Pasaron unos minutos en silencio observando la respiración del Edu que despertó al cabo de un rato.
-¿Qué me ha pasado?
-Has perdido el conocimiento. Ya te dije que no era una buena idea venir, contestó Ismael.
-Qué mal huele, dijo Edu.
El hedor había impregnado sus ropas y su cabello.
-Son las flores que se pasan muy rápido, dijo el bizco.
Intentaban distraer la atención de Edu que parecía no recordar el suceso, tal había sido la impresión.
-No, no son la flores, huele a muerto. Tengo miedo, he soñado que la señorita Clara abría los ojos y me preguntaba.
-¿Te has asustado?, preguntó Clara.
-Me ha dado miedo que no latiera su corazón.
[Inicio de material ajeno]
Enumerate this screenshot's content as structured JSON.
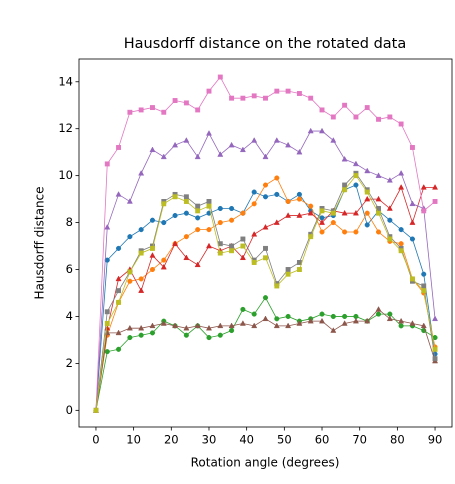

El mio retumba en las orejas.
-Se dice oídos, no orejas. ¿Porqué me has abrazado?, interrogó Clara.
-Y tu ¿qué le has dicho?, preguntó Ismael.
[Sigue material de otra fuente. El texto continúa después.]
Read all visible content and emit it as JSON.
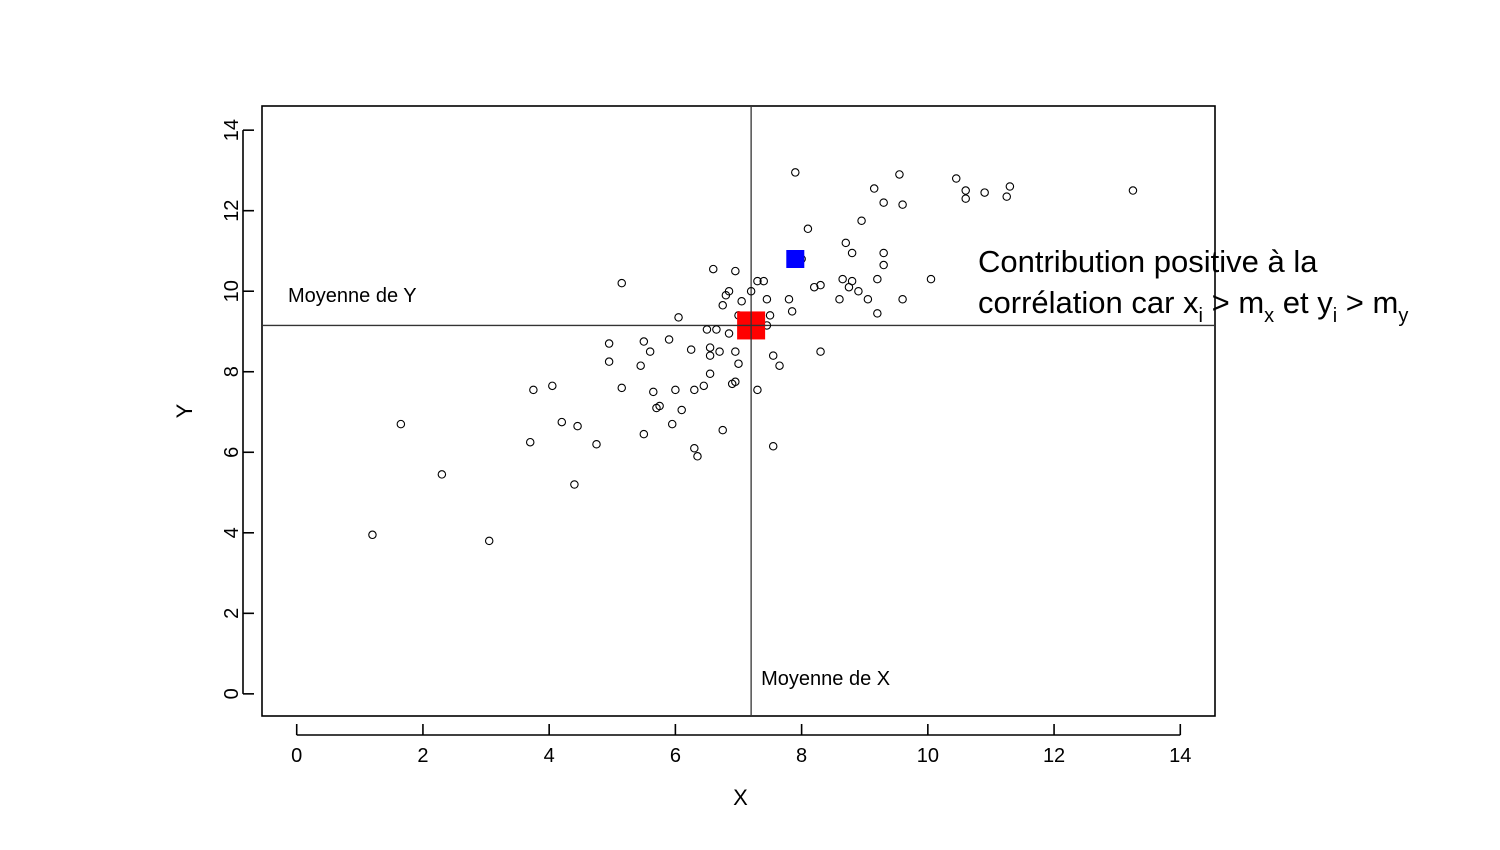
{
  "chart_data": {
    "type": "scatter",
    "title": "",
    "xlabel": "X",
    "ylabel": "Y",
    "xlim": [
      -0.55,
      14.55
    ],
    "ylim": [
      -0.55,
      14.6
    ],
    "xticks": [
      0,
      2,
      4,
      6,
      8,
      10,
      12,
      14
    ],
    "yticks": [
      0,
      2,
      4,
      6,
      8,
      10,
      12,
      14
    ],
    "grid": false,
    "means": {
      "x": 7.2,
      "y": 9.15
    },
    "mean_labels": {
      "x": "Moyenne de X",
      "y": "Moyenne de Y"
    },
    "highlight_mean": {
      "x": 7.2,
      "y": 9.15,
      "color": "#ff0000"
    },
    "highlight_point": {
      "x": 7.9,
      "y": 10.8,
      "color": "#0000ff"
    },
    "annotation": {
      "line1": "Contribution positive à la",
      "line2_parts": [
        "corrélation car x",
        "i",
        " > m",
        "x",
        " et y",
        "i",
        " > m",
        "y"
      ]
    },
    "points": [
      [
        1.2,
        3.95
      ],
      [
        1.65,
        6.7
      ],
      [
        2.3,
        5.45
      ],
      [
        3.05,
        3.8
      ],
      [
        3.7,
        6.25
      ],
      [
        3.75,
        7.55
      ],
      [
        4.05,
        7.65
      ],
      [
        4.2,
        6.75
      ],
      [
        4.4,
        5.2
      ],
      [
        4.45,
        6.65
      ],
      [
        4.75,
        6.2
      ],
      [
        4.95,
        8.7
      ],
      [
        4.95,
        8.25
      ],
      [
        5.15,
        7.6
      ],
      [
        5.15,
        10.2
      ],
      [
        5.45,
        8.15
      ],
      [
        5.5,
        8.75
      ],
      [
        5.5,
        6.45
      ],
      [
        5.6,
        8.5
      ],
      [
        5.65,
        7.5
      ],
      [
        5.7,
        7.1
      ],
      [
        5.75,
        7.15
      ],
      [
        5.9,
        8.8
      ],
      [
        5.95,
        6.7
      ],
      [
        6.0,
        7.55
      ],
      [
        6.05,
        9.35
      ],
      [
        6.1,
        7.05
      ],
      [
        6.25,
        8.55
      ],
      [
        6.3,
        7.55
      ],
      [
        6.3,
        6.1
      ],
      [
        6.35,
        5.9
      ],
      [
        6.45,
        7.65
      ],
      [
        6.5,
        9.05
      ],
      [
        6.55,
        7.95
      ],
      [
        6.55,
        8.4
      ],
      [
        6.55,
        8.6
      ],
      [
        6.6,
        10.55
      ],
      [
        6.65,
        9.05
      ],
      [
        6.7,
        8.5
      ],
      [
        6.75,
        9.65
      ],
      [
        6.75,
        6.55
      ],
      [
        6.8,
        9.9
      ],
      [
        6.85,
        8.95
      ],
      [
        6.85,
        10.0
      ],
      [
        6.9,
        7.7
      ],
      [
        6.95,
        7.75
      ],
      [
        6.95,
        8.5
      ],
      [
        6.95,
        10.5
      ],
      [
        7.0,
        9.4
      ],
      [
        7.0,
        8.2
      ],
      [
        7.05,
        9.75
      ],
      [
        7.2,
        10.0
      ],
      [
        7.3,
        10.25
      ],
      [
        7.3,
        7.55
      ],
      [
        7.4,
        10.25
      ],
      [
        7.45,
        9.8
      ],
      [
        7.45,
        9.15
      ],
      [
        7.5,
        9.4
      ],
      [
        7.55,
        8.4
      ],
      [
        7.55,
        6.15
      ],
      [
        7.65,
        8.15
      ],
      [
        7.8,
        9.8
      ],
      [
        7.85,
        9.5
      ],
      [
        7.9,
        12.95
      ],
      [
        8.0,
        10.8
      ],
      [
        8.1,
        11.55
      ],
      [
        8.2,
        10.1
      ],
      [
        8.3,
        10.15
      ],
      [
        8.3,
        8.5
      ],
      [
        8.6,
        9.8
      ],
      [
        8.65,
        10.3
      ],
      [
        8.7,
        11.2
      ],
      [
        8.75,
        10.1
      ],
      [
        8.8,
        10.25
      ],
      [
        8.8,
        10.95
      ],
      [
        8.9,
        10.0
      ],
      [
        8.95,
        11.75
      ],
      [
        9.05,
        9.8
      ],
      [
        9.15,
        12.55
      ],
      [
        9.2,
        10.3
      ],
      [
        9.2,
        9.45
      ],
      [
        9.3,
        12.2
      ],
      [
        9.3,
        10.95
      ],
      [
        9.3,
        10.65
      ],
      [
        9.55,
        12.9
      ],
      [
        9.6,
        12.15
      ],
      [
        9.6,
        9.8
      ],
      [
        10.05,
        10.3
      ],
      [
        10.45,
        12.8
      ],
      [
        10.6,
        12.3
      ],
      [
        10.6,
        12.5
      ],
      [
        10.9,
        12.45
      ],
      [
        11.25,
        12.35
      ],
      [
        11.3,
        12.6
      ],
      [
        13.25,
        12.5
      ]
    ]
  }
}
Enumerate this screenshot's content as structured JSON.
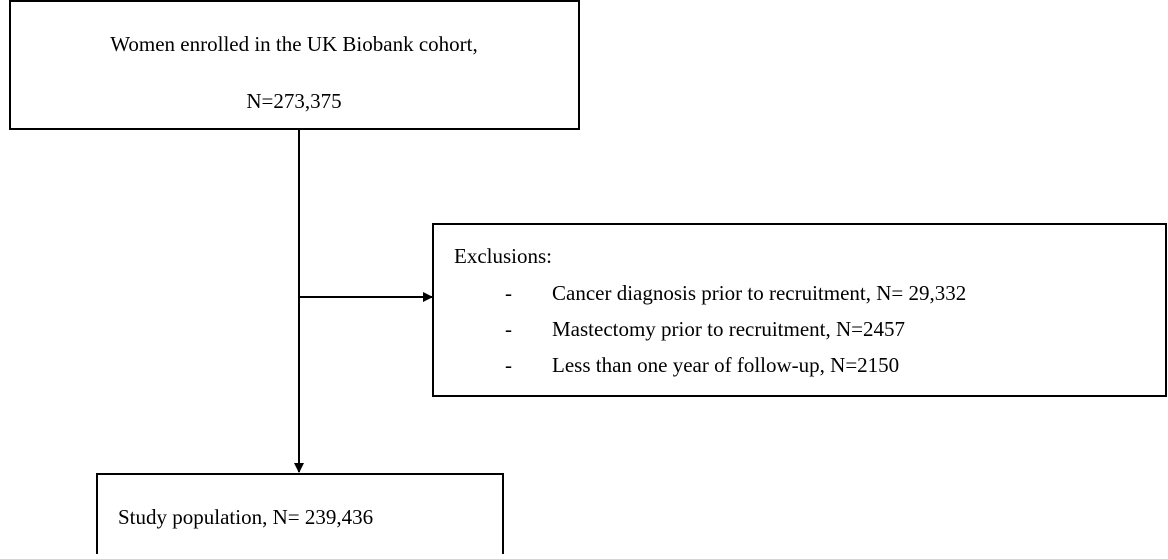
{
  "nodes": [
    {
      "label": "Women enrolled in the UK Biobank cohort,",
      "sublabel": "N=273,375"
    },
    {
      "label": "Exclusions:",
      "items": [
        "Cancer diagnosis prior to recruitment, N= 29,332",
        "Mastectomy prior to recruitment, N=2457",
        "Less than one year of follow-up, N=2150"
      ]
    },
    {
      "label": "Study population, N= 239,436"
    }
  ]
}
-Le he preguntado cómo es estar muerto.
-¿Te ha contestado?
-No, se calló.
-Prometeme que no le dirás esto a nadie, dijo Ismael.
Edu encogiéndose de hombros miró alrededor y vio unas flores.
-Dame ese ramo y no le diré nada a nadie.
-¿Me lo juras?
-No, que es pecado. Pero no se lo diré a nadie.
-Toma, dijo Ismael alcanzándole unas flores adornadas con un cinta que tomó de un jarrón.
A Edu le gustaba Alicia y la macabra impresión empezaba a quedar olvidada por la idea de conquistar a la niña con aquellas flores.
Alicia siempre había sido esquiva con él pero Edu le había oído decir que le gustaban mucho las flores cuando iban a catequesis en la parroquia, adornada siempre por devotas con tiempo y sin prisa.
El pequeño salió por una puerta trasera dirigiéndose hacia la casa de la pequeña. Tras escribir unas letras en la cinta, colocó las flores que le había dado Ismael en el portal de Alicia y salió corriendo.
A la mañana siguiente la madre de Alicia abrió la puerta y se encontró con un ramo de crisantemos amarillos y algo mustios. En la cinta blanca que las adornaba se leían dos frases dispares.
"Tus seres queridos no te olvidan, me gustas mucho Alicia, firmado Edu".
N0 supo el porqué, pero Alicia no le volvió a hablar nunca más.